Всегда это самое страшное — представить, как наступаешь на змею. Она ведь только в этом случае и кусает в основном. Потому всегда в резиновых сапогах ходишь. Чтобы не дай бог. Я и тут в резине был. Но и сквозь нее почувствовал всеми вдруг обострившимися чувствами, как она забилась под подошвой. Я всегда думал, что она извиваться начнет, скручиваться кольцами и кусать беспрестанно. Нет, забилась, как рыба, вытащенная на берег, мелкими такими судорогами, конвульсиями. И кусать никого не собиралась — ей бы лишь ускользнуть обратно в спасительную нору, вырваться, жизнь спасти.
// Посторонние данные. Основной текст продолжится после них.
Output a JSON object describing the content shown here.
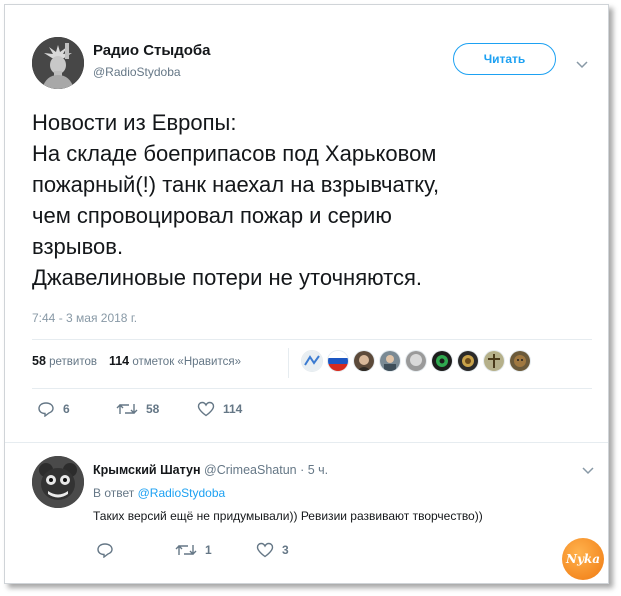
{
  "author": {
    "name": "Радио Стыдоба",
    "handle": "@RadioStydoba",
    "avatar_icon": "statue-of-liberty-avatar"
  },
  "follow_label": "Читать",
  "tweet": {
    "lines": [
      "Новости из Европы:",
      "На складе боеприпасов под Харьковом",
      "пожарный(!) танк наехал на взрывчатку,",
      "чем спровоцировал пожар и серию",
      "взрывов.",
      "Джавелиновые потери не уточняются."
    ],
    "timestamp": "7:44 - 3 мая 2018 г."
  },
  "stats": {
    "retweets_count": "58",
    "retweets_label": "ретвитов",
    "likes_count": "114",
    "likes_label": "отметок «Нравится»"
  },
  "actions": {
    "replies": "6",
    "retweets": "58",
    "likes": "114"
  },
  "reply": {
    "name": "Крымский Шатун",
    "handle": "@CrimeaShatun",
    "time": "· 5 ч.",
    "in_reply_prefix": "В ответ",
    "in_reply_handle": "@RadioStydoba",
    "text": "Таких версий ещё не придумывали)) Ревизии развивают творчество))",
    "actions": {
      "replies": "",
      "retweets": "1",
      "likes": "3"
    }
  },
  "watermark": "Nyka",
  "colors": {
    "accent": "#1da1f2",
    "muted": "#657786",
    "text": "#14171a"
  }
}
Это я потом уже все понял. А тогда прыгнул в сторону метра на два, не выпустив, впрочем, гриба из рук. Прыгнул и чуть не стал мужчиной от ужаса во второй раз в жизни. Очень сильное чувство!

А Коля змей совсем не боится, спокойно ходит по лесу, по болоту как посуху. И медведей не боится, брал их пару десятков. А что еще меня удивляет в этом грубом деревенском мужике — пойдем с ним на рыбалку, так по дороге букетик ландышей наберет и домой потом жене несет…

Все это я почему-то быстро вспомнил, когда совсем близко к машине подошел. Где час назад ходил — смотрю, мох весь выдран, метрах на трех квадратных. И зверем пахнет. А я за грибной охотой и песни петь забыл. Забыл, что Коля говорил, смотри — осторожнее там, Миша ходит. Тут уж я запел во весь голос, мол, люблю тебя, жизнь, что само по себе и не ново. Лес очень удивился моему ору, покачал головами сосен, ухмыльнулся. Никого я поблизости не заметил, прыгнул в машину, благо рядом была, и поехал в деревню в сильных и благородных чувствах. А на заднем сиденье важно покачивались два огромных ведра с отборными боровиками.

Пора, наверное, Колину внешность описать. А то все словечки да внутренний мир. Прибаутки разные. Ехали как-то зимой на рыбалку в лютый мороз, под тридцать градусов было. Он и говорит:

— В прошлом году в такой же мороз тещу хоронил.

— Тяжело, наверное, было, — я рулю, но разговор поддерживаю.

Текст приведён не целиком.